あの時の借り、今返してやるよ。そんな意思を込めた殺意を眼前の“敵”に向ける。
薄紅色の炎がアケミの周囲に展開される、先ほどの化け物“オーガ”との戦闘で使った炎とは比べものにならない程の強い力が、その炎には込められていた。
翡翠色の何かを纏う青年は空中で停止したまま動きを見せない、ならば、とアケミは仕掛けに行った。
トン、と床を蹴る。

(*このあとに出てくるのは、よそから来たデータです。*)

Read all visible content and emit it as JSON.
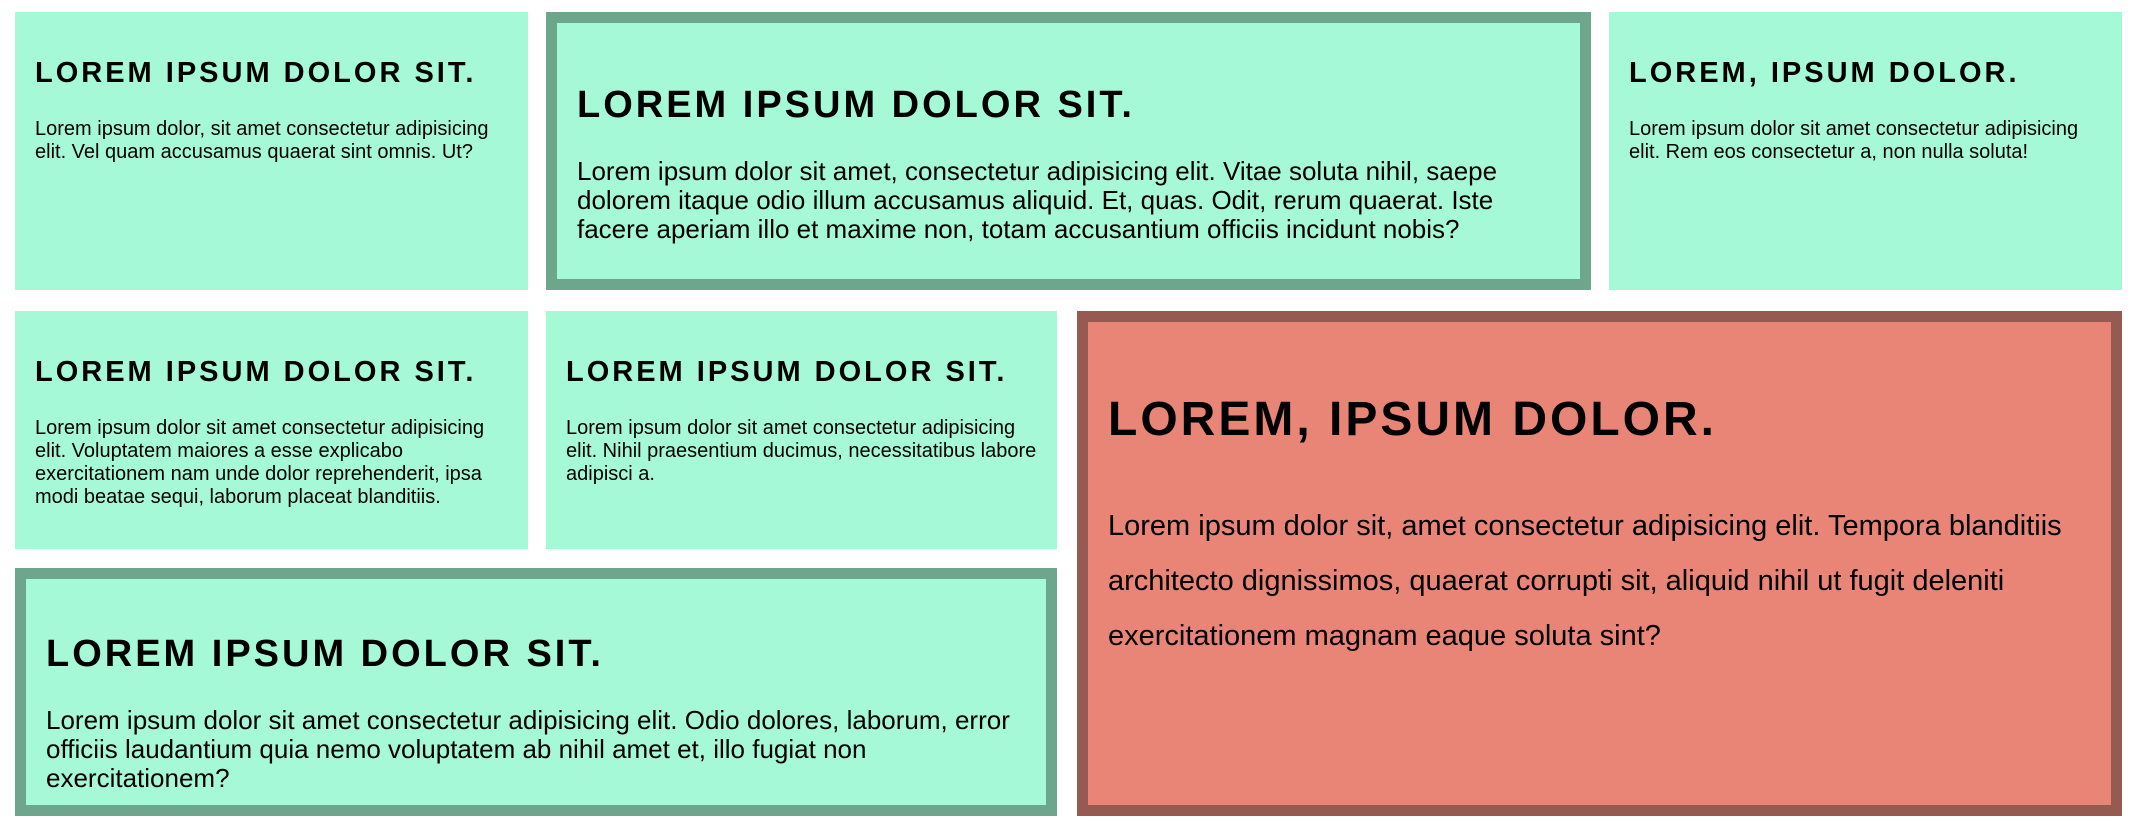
{
  "cards": [
    {
      "title": "LOREM IPSUM DOLOR SIT.",
      "body": "Lorem ipsum dolor, sit amet consectetur adipisicing elit. Vel quam accusamus quaerat sint omnis. Ut?"
    },
    {
      "title": "LOREM IPSUM DOLOR SIT.",
      "body": "Lorem ipsum dolor sit amet, consectetur adipisicing elit. Vitae soluta nihil, saepe dolorem itaque odio illum accusamus aliquid. Et, quas. Odit, rerum quaerat. Iste facere aperiam illo et maxime non, totam accusantium officiis incidunt nobis?"
    },
    {
      "title": "LOREM, IPSUM DOLOR.",
      "body": "Lorem ipsum dolor sit amet consectetur adipisicing elit. Rem eos consectetur a, non nulla soluta!"
    },
    {
      "title": "LOREM IPSUM DOLOR SIT.",
      "body": "Lorem ipsum dolor sit amet consectetur adipisicing elit. Voluptatem maiores a esse explicabo exercitationem nam unde dolor reprehenderit, ipsa modi beatae sequi, laborum placeat blanditiis."
    },
    {
      "title": "LOREM IPSUM DOLOR SIT.",
      "body": "Lorem ipsum dolor sit amet consectetur adipisicing elit. Nihil praesentium ducimus, necessitatibus labore adipisci a."
    },
    {
      "title": "LOREM, IPSUM DOLOR.",
      "body": "Lorem ipsum dolor sit, amet consectetur adipisicing elit. Tempora blanditiis architecto dignissimos, quaerat corrupti sit, aliquid nihil ut fugit deleniti exercitationem magnam eaque soluta sint?"
    },
    {
      "title": "LOREM IPSUM DOLOR SIT.",
      "body": "Lorem ipsum dolor sit amet consectetur adipisicing elit. Odio dolores, laborum, error officiis laudantium quia nemo voluptatem ab nihil amet et, illo fugiat non exercitationem?"
    }
  ],
  "colors": {
    "card_background": "#a6f9d6",
    "featured_border": "#6ea58d",
    "highlight_background": "#e88577",
    "highlight_border": "#955a51",
    "text": "#000000"
  }
}
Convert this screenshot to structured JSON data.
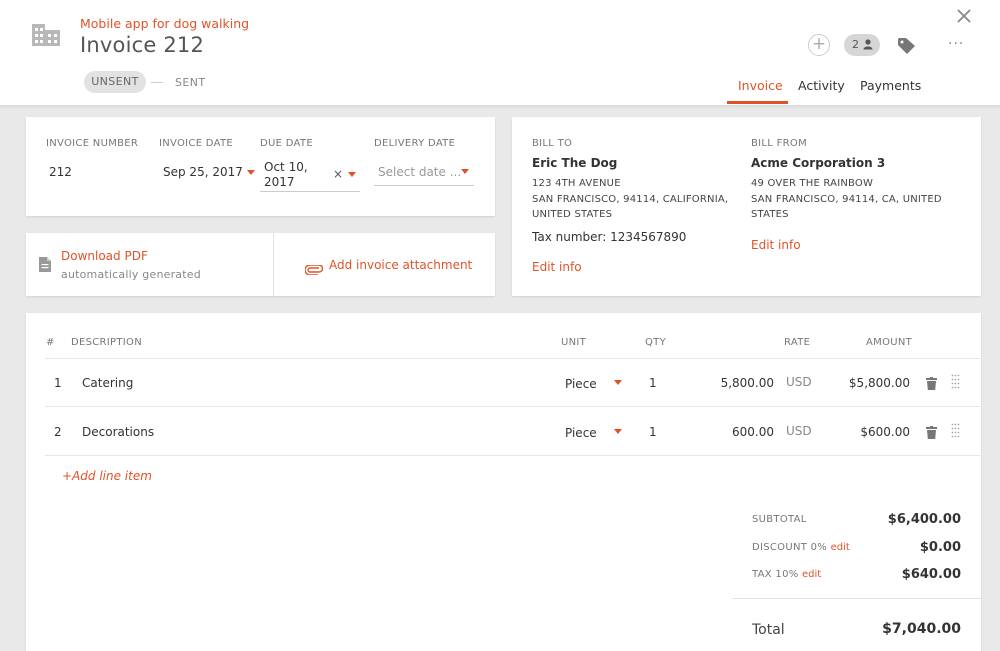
{
  "header": {
    "project": "Mobile app for dog walking",
    "title": "Invoice 212",
    "status_unsent": "UNSENT",
    "status_sent": "SENT",
    "people_count": "2",
    "tabs": [
      {
        "label": "Invoice",
        "active": true
      },
      {
        "label": "Activity",
        "active": false
      },
      {
        "label": "Payments",
        "active": false
      }
    ]
  },
  "details": {
    "invoice_number_label": "INVOICE NUMBER",
    "invoice_number": "212",
    "invoice_date_label": "INVOICE DATE",
    "invoice_date": "Sep 25, 2017",
    "due_date_label": "DUE DATE",
    "due_date_line1": "Oct 10,",
    "due_date_line2": "2017",
    "delivery_date_label": "DELIVERY DATE",
    "delivery_date_placeholder": "Select date ..."
  },
  "attachments": {
    "download_label": "Download PDF",
    "download_sub": "automatically generated",
    "add_attachment": "Add invoice attachment"
  },
  "bill_to": {
    "label": "BILL TO",
    "name": "Eric The Dog",
    "address1": "123 4TH AVENUE",
    "address2": "SAN FRANCISCO, 94114, CALIFORNIA,",
    "address3": "UNITED STATES",
    "tax": "Tax number: 1234567890",
    "edit": "Edit info"
  },
  "bill_from": {
    "label": "BILL FROM",
    "name": "Acme Corporation 3",
    "address1": "49 OVER THE RAINBOW",
    "address2": "SAN FRANCISCO, 94114, CA, UNITED",
    "address3": "STATES",
    "edit": "Edit info"
  },
  "table": {
    "headers": {
      "num": "#",
      "description": "DESCRIPTION",
      "unit": "UNIT",
      "qty": "QTY",
      "rate": "RATE",
      "amount": "AMOUNT"
    },
    "rows": [
      {
        "num": "1",
        "description": "Catering",
        "unit": "Piece",
        "qty": "1",
        "rate": "5,800.00",
        "currency": "USD",
        "amount": "$5,800.00"
      },
      {
        "num": "2",
        "description": "Decorations",
        "unit": "Piece",
        "qty": "1",
        "rate": "600.00",
        "currency": "USD",
        "amount": "$600.00"
      }
    ],
    "add_line": "+Add line item"
  },
  "totals": {
    "subtotal_label": "SUBTOTAL",
    "subtotal": "$6,400.00",
    "discount_label": "DISCOUNT 0%",
    "discount": "$0.00",
    "tax_label": "TAX 10%",
    "tax": "$640.00",
    "edit": "edit",
    "total_label": "Total",
    "total": "$7,040.00"
  },
  "colors": {
    "accent": "#e0532a",
    "background": "#e9e9ea"
  }
}
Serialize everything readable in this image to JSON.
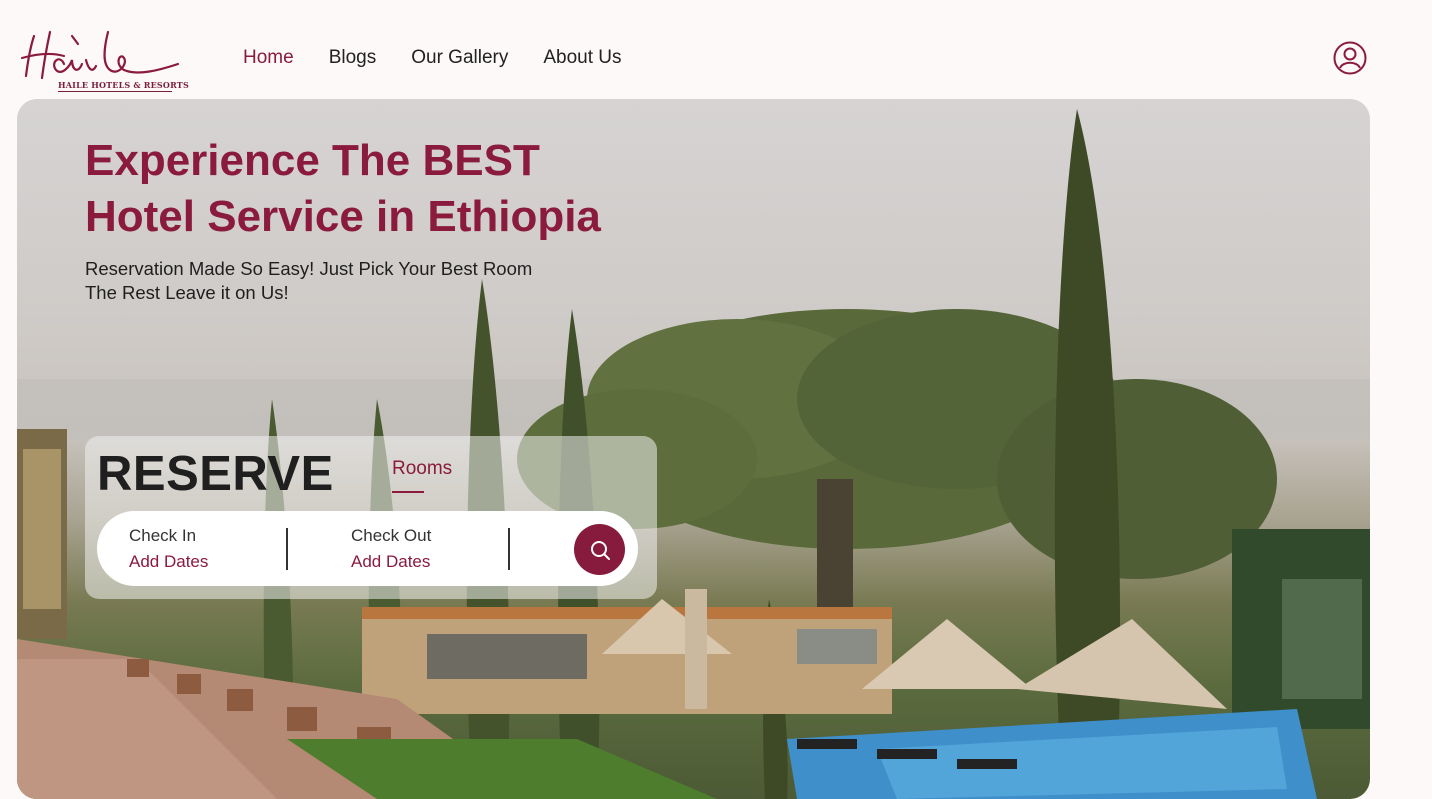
{
  "brand": {
    "logo_caption": "HAILE HOTELS & RESORTS",
    "accent_color": "#8a1a3e"
  },
  "nav": {
    "items": [
      {
        "label": "Home",
        "active": true
      },
      {
        "label": "Blogs",
        "active": false
      },
      {
        "label": "Our Gallery",
        "active": false
      },
      {
        "label": "About Us",
        "active": false
      }
    ],
    "profile_icon": "user-circle-icon"
  },
  "hero": {
    "title_line1": "Experience The BEST",
    "title_line2": "Hotel Service in Ethiopia",
    "subtitle_line1": "Reservation Made So Easy! Just Pick Your Best Room",
    "subtitle_line2": "The Rest Leave it on Us!"
  },
  "reserve": {
    "title": "RESERVE",
    "tab": "Rooms",
    "check_in_label": "Check In",
    "check_in_value": "Add Dates",
    "check_out_label": "Check Out",
    "check_out_value": "Add Dates",
    "search_icon": "search-icon"
  }
}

すると彼女を押し出すように周囲の炎が地面に向けて噴射される。
轟、という音を立てて、推進力を得た彼女は一気に青年との距離を縮めた。
刀身の何倍もの爆炎を纏った短剣が勢いよく振られる。質量に見合わぬその速度。当然だ、元は小回りの利く短剣なのだから。
だが青年は表情一つ変える事無くその炎を眺めていた。
「ッ!(避けない?生意気な奴ね、そのまま一撃喰らわせてあげるわ!」
凄まじい破壊力を秘めている事は素人でも理解できる。それほど短剣の炎は凄まじかった。
だが、目の前の男は回避行動一つ取ろうともせず空中で停止している。
まさか怖いのか?この私の力が。
そう思った、その時だった。
翡翠色の何かが激しく蠢き、薄紅色の炎がかき乱されるかのように四方に散らばった。
「んなっ!?」思わず、そう声を上げてしまったアケミ、まさかこの力は、と鋭い眼光を青年に放つ。
「相性が良くないな、相性が」
翡翠色の何か、それは“風”。
青年、御剣清蓮が放つ風がアケミの炎を乱し、そこに残ったのはただの短剣。
「可愛らしい短剣だ」
「くっ」
纏っていた炎を失った短剣が空しく宙を切る、御剣の瞳は冷やかにその刃を捉えていた。